Crítica: A Hora Mais Escura


A HORA MAIS ESCURA
Zero Dark Thirty

EUA , 2012 - 157 minutos
Ação

Direção:
Kathryn Bigelow

Roteiro:
Mark Boal

Elenco:
Jessica Chastain, Jason Clarke, Reda Kateb, Jennifer Ehle, Kyle Chandler, James Gandolfini, Joel Edgerton, Harold Perrineau, Nash Edgerton, Chris Pratt, Mark Strong, Mark Duplass, Edgar Ramirez, Fares Fares, Stephen Dillane

* Indicado ao Oscar 2013

Quando A Hora Mais Escura começa, acompanhamos perturbadoras gravações de ligações telefônicas de vítimas presas dentro das torres gêmeas no atentando de 11 de Setembro que deixou, aproximadamente, três mil mortos.
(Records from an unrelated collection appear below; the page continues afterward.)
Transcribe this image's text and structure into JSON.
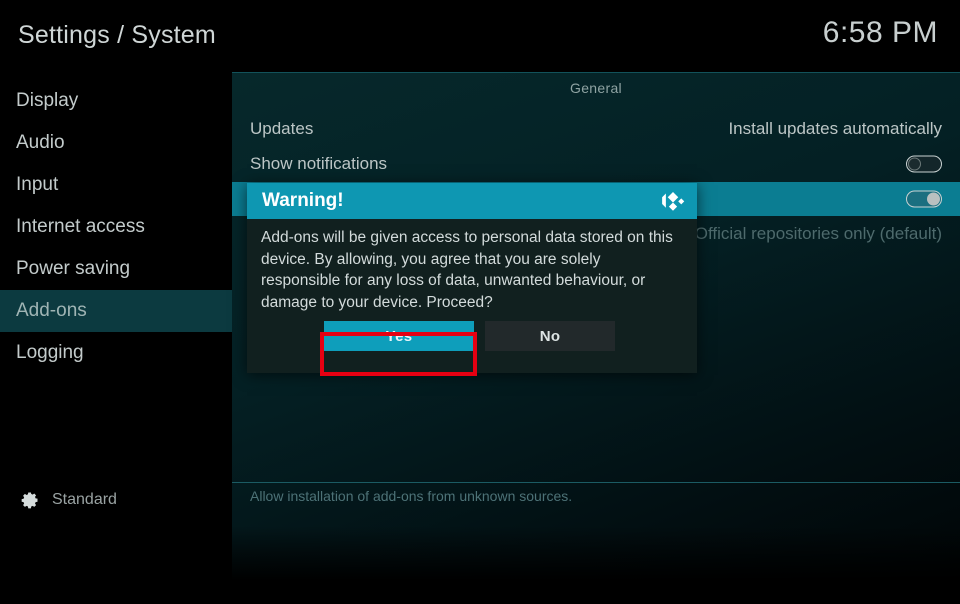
{
  "header": {
    "title": "Settings / System",
    "clock": "6:58 PM"
  },
  "sidebar": {
    "items": [
      {
        "label": "Display",
        "selected": false
      },
      {
        "label": "Audio",
        "selected": false
      },
      {
        "label": "Input",
        "selected": false
      },
      {
        "label": "Internet access",
        "selected": false
      },
      {
        "label": "Power saving",
        "selected": false
      },
      {
        "label": "Add-ons",
        "selected": true
      },
      {
        "label": "Logging",
        "selected": false
      }
    ],
    "profile": {
      "icon": "gear-icon",
      "label": "Standard"
    }
  },
  "main": {
    "section_header": "General",
    "rows": [
      {
        "name": "Updates",
        "value": "Install updates automatically",
        "control": "text",
        "highlighted": false,
        "dim": false
      },
      {
        "name": "Show notifications",
        "value": "",
        "control": "toggle-off",
        "highlighted": false,
        "dim": false
      },
      {
        "name": "",
        "value": "",
        "control": "toggle-on",
        "highlighted": true,
        "dim": false
      },
      {
        "name": "",
        "value": "Official repositories only (default)",
        "control": "text",
        "highlighted": false,
        "dim": true
      }
    ],
    "help_text": "Allow installation of add-ons from unknown sources."
  },
  "dialog": {
    "title": "Warning!",
    "logo_icon": "kodi-logo-icon",
    "message": "Add-ons will be given access to personal data stored on this device. By allowing, you agree that you are solely responsible for any loss of data, unwanted behaviour, or damage to your device. Proceed?",
    "buttons": [
      {
        "label": "Yes",
        "focused": true
      },
      {
        "label": "No",
        "focused": false
      }
    ]
  },
  "colors": {
    "accent": "#0e97b2",
    "dialog_bg": "#11201f",
    "sidebar_selected": "#0c3a40",
    "row_highlight": "#0b7d92",
    "focus_outline": "#e60012",
    "yes_button": "#0e9ebb",
    "no_button": "#22292b"
  }
}
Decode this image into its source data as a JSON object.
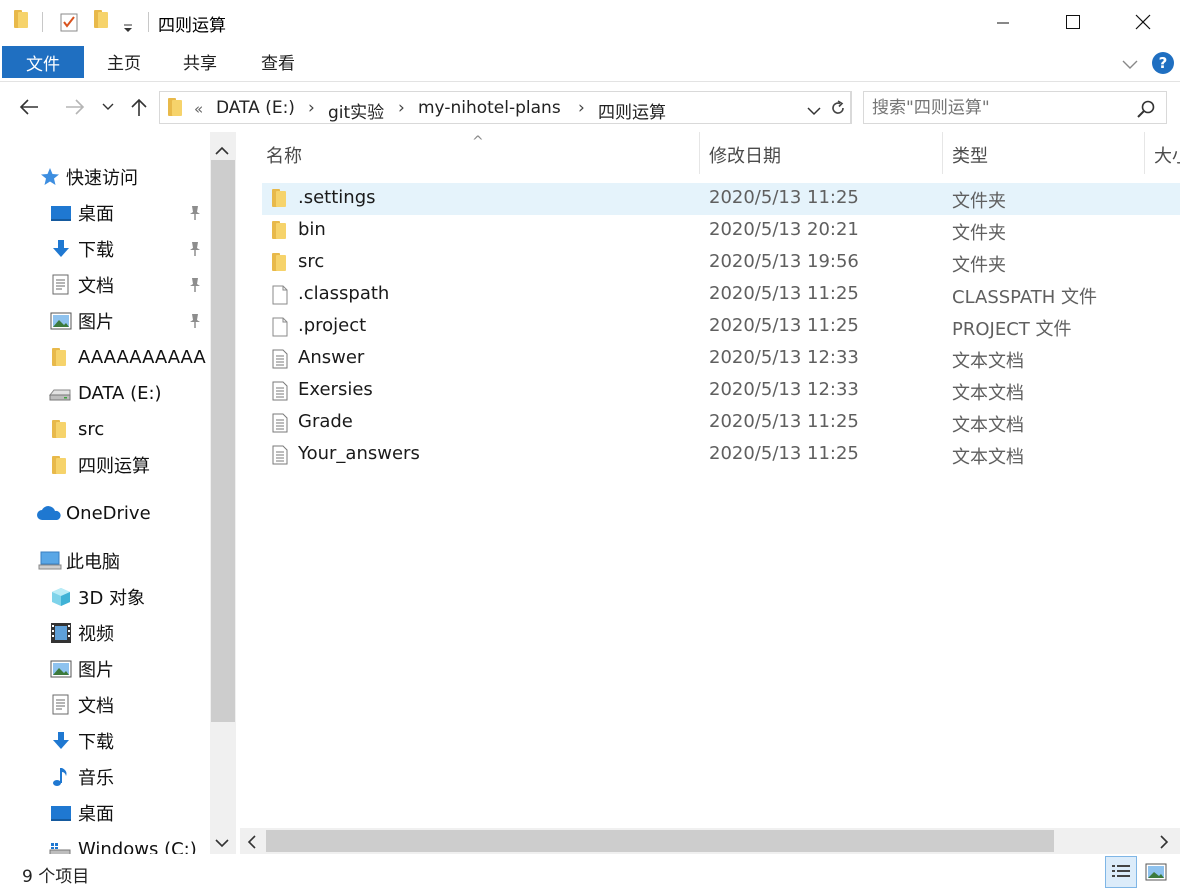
{
  "window": {
    "title": "四则运算",
    "minimize_glyph": "—",
    "maximize_glyph": "☐",
    "close_glyph": "✕"
  },
  "ribbon": {
    "tabs": [
      {
        "label": "文件",
        "active": true
      },
      {
        "label": "主页"
      },
      {
        "label": "共享"
      },
      {
        "label": "查看"
      }
    ],
    "help_glyph": "?"
  },
  "address": {
    "overflow_glyph": "«",
    "crumbs": [
      "DATA (E:)",
      "git实验",
      "my-nihotel-plans",
      "四则运算"
    ],
    "separator": "›"
  },
  "search": {
    "placeholder": "搜索\"四则运算\""
  },
  "nav_pane": {
    "quick_access": {
      "label": "快速访问",
      "items": [
        {
          "label": "桌面",
          "icon": "desktop-icon",
          "pinned": true
        },
        {
          "label": "下载",
          "icon": "download-icon",
          "pinned": true
        },
        {
          "label": "文档",
          "icon": "document-icon",
          "pinned": true
        },
        {
          "label": "图片",
          "icon": "picture-icon",
          "pinned": true
        },
        {
          "label": "AAAAAAAAAA",
          "icon": "folder-icon"
        },
        {
          "label": "DATA (E:)",
          "icon": "drive-icon"
        },
        {
          "label": "src",
          "icon": "folder-icon"
        },
        {
          "label": "四则运算",
          "icon": "folder-icon"
        }
      ]
    },
    "onedrive": {
      "label": "OneDrive"
    },
    "this_pc": {
      "label": "此电脑",
      "items": [
        {
          "label": "3D 对象",
          "icon": "3d-objects-icon"
        },
        {
          "label": "视频",
          "icon": "video-icon"
        },
        {
          "label": "图片",
          "icon": "picture-icon"
        },
        {
          "label": "文档",
          "icon": "document-icon"
        },
        {
          "label": "下载",
          "icon": "download-icon"
        },
        {
          "label": "音乐",
          "icon": "music-icon"
        },
        {
          "label": "桌面",
          "icon": "desktop-icon"
        },
        {
          "label": "Windows (C:)",
          "icon": "windows-drive-icon"
        }
      ]
    }
  },
  "file_list": {
    "columns": [
      "名称",
      "修改日期",
      "类型",
      "大小"
    ],
    "sort_glyph": "^",
    "rows": [
      {
        "name": ".settings",
        "date": "2020/5/13 11:25",
        "type": "文件夹",
        "icon": "folder-icon",
        "selected": true
      },
      {
        "name": "bin",
        "date": "2020/5/13 20:21",
        "type": "文件夹",
        "icon": "folder-icon"
      },
      {
        "name": "src",
        "date": "2020/5/13 19:56",
        "type": "文件夹",
        "icon": "folder-icon"
      },
      {
        "name": ".classpath",
        "date": "2020/5/13 11:25",
        "type": "CLASSPATH 文件",
        "icon": "file-icon"
      },
      {
        "name": ".project",
        "date": "2020/5/13 11:25",
        "type": "PROJECT 文件",
        "icon": "file-icon"
      },
      {
        "name": "Answer",
        "date": "2020/5/13 12:33",
        "type": "文本文档",
        "icon": "text-file-icon"
      },
      {
        "name": "Exersies",
        "date": "2020/5/13 12:33",
        "type": "文本文档",
        "icon": "text-file-icon"
      },
      {
        "name": "Grade",
        "date": "2020/5/13 11:25",
        "type": "文本文档",
        "icon": "text-file-icon"
      },
      {
        "name": "Your_answers",
        "date": "2020/5/13 11:25",
        "type": "文本文档",
        "icon": "text-file-icon"
      }
    ]
  },
  "status": {
    "item_count": "9 个项目"
  },
  "colors": {
    "accent": "#1f6fc1",
    "selection": "#e5f3fb",
    "folder": "#f6d36b",
    "help": "#1f6fc1"
  }
}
Temos também um rápido lembrete sobre o voo 93, onde passageiros conseguiram derrubar o avião tomado por terroristas para que ele não atingisse seu alvo. A cada voz apavorada que ouvimos diante de uma tela negra, pessoas morrendo enquanto falavam com serviços de emergência ou descrevendo as atrocidades presenciadas naquele dia, é a forma perfeita que Kathryn Bigelow escolhe para cutucar uma ferida que ficou aberta por quase 10 anos, trazendo revolta ao telespectador e, ao mesmo tempo, justificando todas as torturas que um dos agentes da CIA irá fazer para tentar descobrir informações que revelem o paradeiro de Osama Bin Laden. Detalhes que comprometeram a inteligência americana sobre a violação de direitos humanos exposta no longa, fez com que o governo americano, nestes tempos de busca por paz, criticasse o filme por sua abordagem supostamente exagerada sobre as sequências de tortura contra terroristas. Consequentemente, fez com que Kathryn Bigelow e A Hora Mais Escura fossem ofuscados em um Oscar que, em pouco tempo atrás, não hesitaria em premiar diretora e seu espetacular filme como os melhores do ano. O mais irônico dentro de tudo isso é que, na realidade, os americanos batem palmas para o longa longe dos holofotes e eternizam Bigelow por fazer jus a uma procura que parecia ser infinita.

Acompanhamos a história através da agente Maya (Jessica Chastain) que saí dos escritórios de Washington para atuar em campo inimigo. Com o passar do tempo, ela descobre pistas sobre poderosos terroristas que podem estar escondendo Bin Laden.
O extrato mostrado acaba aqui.